I'm up early to eat breakfast this morning, and Bill has gotten up to eat with me. I am sad to leave this group of people, who have also become good friends in such a short time. I will miss them.
Kike arrives at 7 with a van to take me to the bus station. My seat is at the very back of the bus, next to Danielle, an Australian girl who is traveling the world for a year. We are about the same age, and end up talking for much of this long day of driving.

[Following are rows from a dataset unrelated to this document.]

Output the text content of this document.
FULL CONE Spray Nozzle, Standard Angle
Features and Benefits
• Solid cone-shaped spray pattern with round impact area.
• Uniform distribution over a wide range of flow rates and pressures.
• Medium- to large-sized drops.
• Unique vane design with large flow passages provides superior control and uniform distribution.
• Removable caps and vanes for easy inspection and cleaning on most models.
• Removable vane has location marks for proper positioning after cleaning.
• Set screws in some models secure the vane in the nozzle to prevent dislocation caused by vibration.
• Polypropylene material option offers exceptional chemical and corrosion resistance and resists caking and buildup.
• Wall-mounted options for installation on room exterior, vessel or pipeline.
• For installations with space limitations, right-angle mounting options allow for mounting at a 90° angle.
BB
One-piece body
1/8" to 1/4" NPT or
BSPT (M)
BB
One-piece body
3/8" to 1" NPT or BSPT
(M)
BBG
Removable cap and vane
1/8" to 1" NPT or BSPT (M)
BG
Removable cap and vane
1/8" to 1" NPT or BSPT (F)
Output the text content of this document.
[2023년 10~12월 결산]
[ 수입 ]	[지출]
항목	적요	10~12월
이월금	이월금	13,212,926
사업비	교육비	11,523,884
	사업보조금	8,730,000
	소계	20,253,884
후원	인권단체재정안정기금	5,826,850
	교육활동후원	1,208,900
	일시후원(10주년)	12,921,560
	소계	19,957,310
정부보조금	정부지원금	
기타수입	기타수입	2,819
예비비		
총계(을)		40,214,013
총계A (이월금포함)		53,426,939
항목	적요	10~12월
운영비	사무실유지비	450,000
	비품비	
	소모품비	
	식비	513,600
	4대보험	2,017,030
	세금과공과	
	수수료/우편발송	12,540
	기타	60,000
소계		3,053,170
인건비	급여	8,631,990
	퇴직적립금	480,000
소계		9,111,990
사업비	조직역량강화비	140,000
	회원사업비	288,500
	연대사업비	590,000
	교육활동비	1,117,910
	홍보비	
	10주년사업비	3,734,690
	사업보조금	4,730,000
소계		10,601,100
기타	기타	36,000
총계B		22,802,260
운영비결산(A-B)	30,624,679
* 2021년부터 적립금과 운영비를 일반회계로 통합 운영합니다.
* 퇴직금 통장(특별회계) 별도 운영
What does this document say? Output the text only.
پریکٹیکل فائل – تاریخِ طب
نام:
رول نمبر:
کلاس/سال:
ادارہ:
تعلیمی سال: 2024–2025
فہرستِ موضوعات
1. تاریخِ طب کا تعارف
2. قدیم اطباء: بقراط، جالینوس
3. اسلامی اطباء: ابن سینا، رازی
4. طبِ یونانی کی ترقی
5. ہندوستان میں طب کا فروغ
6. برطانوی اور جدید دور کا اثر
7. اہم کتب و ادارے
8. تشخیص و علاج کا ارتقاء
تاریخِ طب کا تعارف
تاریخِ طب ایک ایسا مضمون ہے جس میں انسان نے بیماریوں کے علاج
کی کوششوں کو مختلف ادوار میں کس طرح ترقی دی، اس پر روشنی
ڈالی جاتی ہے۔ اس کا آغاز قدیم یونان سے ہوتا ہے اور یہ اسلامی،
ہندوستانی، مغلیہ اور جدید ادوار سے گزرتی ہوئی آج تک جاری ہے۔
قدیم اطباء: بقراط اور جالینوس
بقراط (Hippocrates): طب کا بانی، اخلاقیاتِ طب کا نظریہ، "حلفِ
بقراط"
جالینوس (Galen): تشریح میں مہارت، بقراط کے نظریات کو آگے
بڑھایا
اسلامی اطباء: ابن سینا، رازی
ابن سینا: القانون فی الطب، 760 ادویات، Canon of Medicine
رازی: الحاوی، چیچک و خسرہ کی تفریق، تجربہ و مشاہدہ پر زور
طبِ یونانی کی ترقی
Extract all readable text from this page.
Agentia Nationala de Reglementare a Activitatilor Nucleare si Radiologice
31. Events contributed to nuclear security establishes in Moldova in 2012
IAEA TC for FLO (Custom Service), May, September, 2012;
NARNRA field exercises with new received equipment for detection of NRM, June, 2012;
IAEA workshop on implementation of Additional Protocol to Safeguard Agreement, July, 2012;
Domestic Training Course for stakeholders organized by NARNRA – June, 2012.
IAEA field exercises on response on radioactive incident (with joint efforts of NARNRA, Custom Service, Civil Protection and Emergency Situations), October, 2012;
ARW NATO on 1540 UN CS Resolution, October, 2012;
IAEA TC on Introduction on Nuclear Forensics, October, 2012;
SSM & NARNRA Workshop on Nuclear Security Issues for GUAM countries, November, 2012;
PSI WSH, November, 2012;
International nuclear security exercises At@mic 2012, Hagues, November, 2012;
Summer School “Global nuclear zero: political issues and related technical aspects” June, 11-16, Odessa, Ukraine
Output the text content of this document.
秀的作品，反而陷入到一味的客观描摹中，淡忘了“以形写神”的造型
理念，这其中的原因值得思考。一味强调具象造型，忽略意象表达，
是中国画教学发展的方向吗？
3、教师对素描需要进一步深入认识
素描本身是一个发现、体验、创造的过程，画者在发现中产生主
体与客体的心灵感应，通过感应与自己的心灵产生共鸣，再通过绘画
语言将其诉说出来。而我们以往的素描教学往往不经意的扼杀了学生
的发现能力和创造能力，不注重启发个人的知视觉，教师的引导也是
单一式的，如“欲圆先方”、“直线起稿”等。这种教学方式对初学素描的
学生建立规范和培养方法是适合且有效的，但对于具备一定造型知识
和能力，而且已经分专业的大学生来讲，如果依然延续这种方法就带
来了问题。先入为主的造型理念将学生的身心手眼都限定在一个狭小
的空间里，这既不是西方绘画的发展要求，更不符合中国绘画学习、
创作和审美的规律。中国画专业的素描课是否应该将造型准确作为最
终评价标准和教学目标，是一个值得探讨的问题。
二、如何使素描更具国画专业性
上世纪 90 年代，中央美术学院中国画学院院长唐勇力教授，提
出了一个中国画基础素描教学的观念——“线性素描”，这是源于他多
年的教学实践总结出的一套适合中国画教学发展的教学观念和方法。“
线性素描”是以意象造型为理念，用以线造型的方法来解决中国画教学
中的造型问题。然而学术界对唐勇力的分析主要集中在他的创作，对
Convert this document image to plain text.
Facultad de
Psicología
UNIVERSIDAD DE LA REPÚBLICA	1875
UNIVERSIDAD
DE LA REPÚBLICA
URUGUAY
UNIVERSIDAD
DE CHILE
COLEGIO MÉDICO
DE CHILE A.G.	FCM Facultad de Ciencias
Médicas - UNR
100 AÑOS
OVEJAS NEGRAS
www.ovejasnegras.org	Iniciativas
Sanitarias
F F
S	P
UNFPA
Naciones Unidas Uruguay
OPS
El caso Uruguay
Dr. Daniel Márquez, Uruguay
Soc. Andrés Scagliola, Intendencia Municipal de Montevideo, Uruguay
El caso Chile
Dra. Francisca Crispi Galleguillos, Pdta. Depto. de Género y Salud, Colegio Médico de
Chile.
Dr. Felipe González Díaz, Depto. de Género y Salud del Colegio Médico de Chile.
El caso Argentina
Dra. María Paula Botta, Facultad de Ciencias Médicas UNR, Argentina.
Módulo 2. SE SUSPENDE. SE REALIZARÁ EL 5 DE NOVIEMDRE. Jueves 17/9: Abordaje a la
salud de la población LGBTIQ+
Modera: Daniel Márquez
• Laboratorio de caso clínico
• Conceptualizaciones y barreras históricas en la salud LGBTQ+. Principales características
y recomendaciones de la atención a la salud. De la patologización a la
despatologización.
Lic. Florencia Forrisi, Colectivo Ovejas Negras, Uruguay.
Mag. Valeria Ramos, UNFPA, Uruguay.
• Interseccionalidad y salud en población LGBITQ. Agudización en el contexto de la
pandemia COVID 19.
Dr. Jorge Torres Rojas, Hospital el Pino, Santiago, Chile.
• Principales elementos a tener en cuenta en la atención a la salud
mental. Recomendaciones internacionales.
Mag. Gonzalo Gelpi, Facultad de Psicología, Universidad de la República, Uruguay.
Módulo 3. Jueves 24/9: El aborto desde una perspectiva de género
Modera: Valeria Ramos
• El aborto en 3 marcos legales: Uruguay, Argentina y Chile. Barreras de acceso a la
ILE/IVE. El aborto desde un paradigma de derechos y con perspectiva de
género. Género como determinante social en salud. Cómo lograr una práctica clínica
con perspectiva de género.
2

We stop every couple of hours to rest, stretch, and explore. The day is overcast, the first such day since I arrived in Cusco. The ride is long, and the guide on the bus is not nearly so skilled nor knowledgeable as Marco. But it's fun to stop in the little towns along the way, to see the small museums or exotic ruins or colorful markets. We stop for lunch at mid-day, a generous, varied buffet at a small restaurant, and eat well before piling back on the bus.
We arrive in Puno around 5 pm. After a little confusion, I find the woman who is supposed to pick me up and transfer me to the hotel. She tells me what I can expect for the next couple of days--I'll be heading out to Amantani Island on Lake Titicaca--and I ask her to explain in Spanish so that I can practice my comprehension. I'm surprised at how much my high school Spanish has improved even in these 10 days. I can speak it more confidently and understand a remarkable amount.
We arrive at the Q'elqatani Hotel, which is quaint and very centrally located, just off of Calle Lima. The bed is perhaps the most comfortable of all I've slept in on this trip. Danielle and I had decided to meet for dinner, so we venture out together along Calle Lima. She is frugal, so much so that she bargains for the price of our meal at the restaurant. With my group, I ended up paying more for meals than I'd expected, but we always went to fairly fancy restaurants. Danielle teaches me about the 'tourist menu,' a set menu that generally includes a choice of appetizer, drink, entree, and dessert, for a set price which is much less expensive than the ala carte menu. A pity I didn't know of this option earlier . . .
After dinner we explore the local markets. Night has fallen, and the streets are a blur of light and color and sound. We find stands that sell fruit, books, music, meat, clothing, jewelry. This part of town has few tourists--we are almost the only light-haired people, and the Peruvians stare at us curiously. Perhaps not many tourists venture this far away from the main areas of town.